Conjunctival culture swabs were obtained at the pre-operative visit prior to cataract surgery and again the morning of cataract surgery in 17 patients who used topical moxifloxacin prior to surgery and in 11 control patients who did not use moxifloxacin prior to surgery. In the 17 patients who were prescribed topical moxifloxacin, they were instructed to use the medication four times daily for three days before surgery. Culture results from the study and control groups were analyzed for bacterial species growth and resistance patterns, determined by MALDI-TOF and antibiotic sensitivity analysis.
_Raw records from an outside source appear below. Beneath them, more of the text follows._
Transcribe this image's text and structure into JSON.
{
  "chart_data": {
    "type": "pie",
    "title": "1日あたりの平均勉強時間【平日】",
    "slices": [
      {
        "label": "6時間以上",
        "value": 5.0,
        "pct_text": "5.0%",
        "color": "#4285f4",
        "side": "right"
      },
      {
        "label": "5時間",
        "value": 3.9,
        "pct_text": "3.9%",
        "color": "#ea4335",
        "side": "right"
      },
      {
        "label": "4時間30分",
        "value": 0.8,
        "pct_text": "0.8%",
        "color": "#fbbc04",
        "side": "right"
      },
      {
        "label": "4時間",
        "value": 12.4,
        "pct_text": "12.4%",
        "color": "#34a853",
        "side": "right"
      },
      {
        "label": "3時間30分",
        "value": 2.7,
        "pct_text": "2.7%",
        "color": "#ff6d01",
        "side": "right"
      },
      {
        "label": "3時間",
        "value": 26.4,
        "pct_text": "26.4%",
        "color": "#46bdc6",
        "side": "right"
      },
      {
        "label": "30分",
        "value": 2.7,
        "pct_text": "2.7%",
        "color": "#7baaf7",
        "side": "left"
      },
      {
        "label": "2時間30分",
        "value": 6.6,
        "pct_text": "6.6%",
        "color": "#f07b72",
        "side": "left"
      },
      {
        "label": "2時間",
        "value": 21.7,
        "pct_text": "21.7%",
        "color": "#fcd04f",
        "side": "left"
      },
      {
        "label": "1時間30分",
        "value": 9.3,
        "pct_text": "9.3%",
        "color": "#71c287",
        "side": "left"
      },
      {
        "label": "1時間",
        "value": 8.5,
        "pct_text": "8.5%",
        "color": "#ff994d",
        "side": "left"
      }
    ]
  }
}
In the 17 patients who used topical moxifloxacin prior to cataract surgery, 9 of 17 (52%) had persistent ocular surface bacterial growth. All control patients had persistent bacterial growth (p = 0.0097). Bacterial resistance to moxifloxacin developed in 17.6% patients using moxifloxacin; no resistance to moxifloxacin developed in the control patients (p = 0.2579). Coagulase-negative staphylococci were the most commonly cultured bacterial species in both groups. Staphylococcus epidermidis grew in 86% of positive cultures (82% in the moxifloxacin group and 91% in the controls). Other common bacterial species in both groups were corynebacterial species (32%) and Staphylococcus aureus (21%).
Topical moxifloxacin use prior to cataract surgery does not reduce growth of ocular surface flora effectively in most patients, and its use may select for resistant strains of bacteria which could lead to reduced efficacy of intracameral moxifloxacin at the time of surgery. A larger study is indicated to further investigate these effects.